What is suspicious develops fast and deployment of work should hence also
be faster = pluggable transports.



Mic open:

- Tensions between scale and half-life of mechanisms, the more successful
you are the quicker you will have to turn over. A: yes, we are on the
cutting edge and we expose a lot of problems so others can get involved.

- Could you make all of the normal things the same? A: good point, lets
talk offline.

-  Transport services working group might be relevant.

- Have you thought of use-cases where both end-points are compromised? How
do you detect anthrax and bombs (in the mail analogy). What about security
concerns and not just privacy? A: primarily, with the earlier version the
net-effect – we are not exposing anything that previously got exposed.
Let’s take it offline.

- What if you want to inspect traffic for child pornography? A: I can’t
speak for the implementers. There is a tension.


Presenter 4: Gunes Acar paper on Battery Status not included: assessing
privacy in web standards New web features lead to privacy concerns.

W3C has a self-review questionnaire. Came out of the privacy interest group
(PING).



Battery status API introduced in 2011. New research shows multiple privacy
vulnerabilities.



Mic open:

- Recommendations on measurement are relevant. Participated in it 8 years
ago. I think this should not be standardized. Because there is no way of
having the info in the API without leaking. But drive in the W3C was very
strong. This is an important part of history on device API. Our threat
model understanding is better now but it remains a back-and-forth.

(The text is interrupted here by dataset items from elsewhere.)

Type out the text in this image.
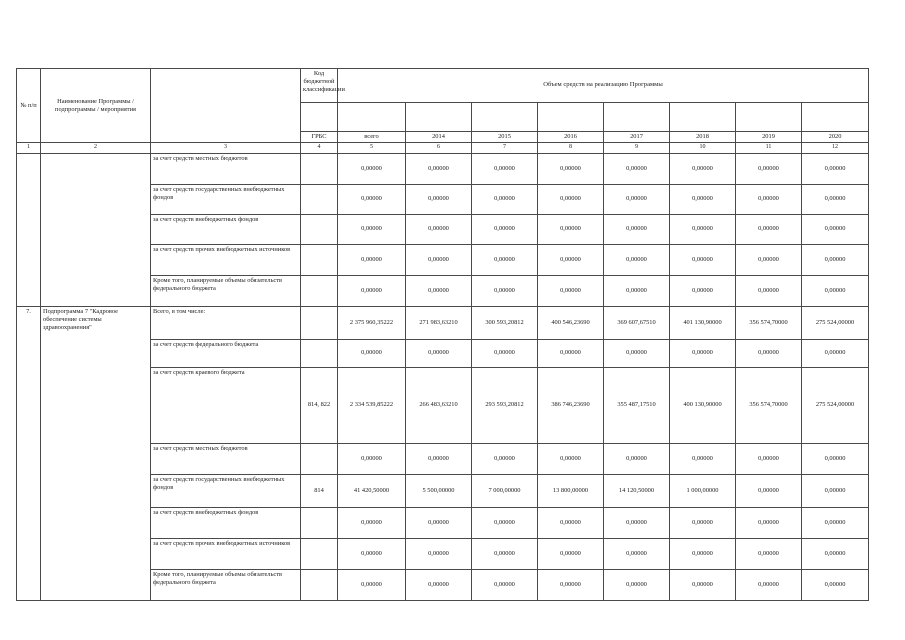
№ п/п	Наименование Программы / подпрограммы / мероприятия		Код бюджетной классификации	Объем средств на реализацию Программы							

			ГРБС	всего	2014	2015	2016	2017	2018	2019	2020
1	2	3	4	5	6	7	8	9	10	11	12
		за счет средств местных бюджетов		0,00000	0,00000	0,00000	0,00000	0,00000	0,00000	0,00000	0,00000
		за счет средств государственных внебюджетных фондов		0,00000	0,00000	0,00000	0,00000	0,00000	0,00000	0,00000	0,00000
		за счет средств внебюджетных фондов		0,00000	0,00000	0,00000	0,00000	0,00000	0,00000	0,00000	0,00000
		за счет средств прочих внебюджетных источников		0,00000	0,00000	0,00000	0,00000	0,00000	0,00000	0,00000	0,00000
		Кроме того, планируемые объемы обязательств федерального бюджета		0,00000	0,00000	0,00000	0,00000	0,00000	0,00000	0,00000	0,00000
7.	Подпрограмма 7 "Кадровое обеспечение системы здравоохранения"	Всего, в том числе:		2 375 960,35222	271 983,63210	300 593,20812	400 546,23690	369 607,67510	401 130,90000	356 574,70000	275 524,00000
		за счет средств федерального бюджета		0,00000	0,00000	0,00000	0,00000	0,00000	0,00000	0,00000	0,00000
		за счет средств краевого бюджета	814, 822	2 334 539,85222	266 483,63210	293 593,20812	386 746,23690	355 487,17510	400 130,90000	356 574,70000	275 524,00000
		за счет средств местных бюджетов		0,00000	0,00000	0,00000	0,00000	0,00000	0,00000	0,00000	0,00000
		за счет средств государственных внебюджетных фондов	814	41 420,50000	5 500,00000	7 000,00000	13 800,00000	14 120,50000	1 000,00000	0,00000	0,00000
		за счет средств внебюджетных фондов		0,00000	0,00000	0,00000	0,00000	0,00000	0,00000	0,00000	0,00000
		за счет средств прочих внебюджетных источников		0,00000	0,00000	0,00000	0,00000	0,00000	0,00000	0,00000	0,00000
		Кроме того, планируемые объемы обязательств федерального бюджета		0,00000	0,00000	0,00000	0,00000	0,00000	0,00000	0,00000	0,00000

- PING group is very happy with this research. Security and privacy
questionnaire in W3C is currently being updated. We need people to get
involved in the work. We should reach out early.

-Implicit assumption in this work that API enable this kind of
fingerprinting are bad, but that’s not the consensus of the browser
vendors. It is not practical to prevent it in many cases.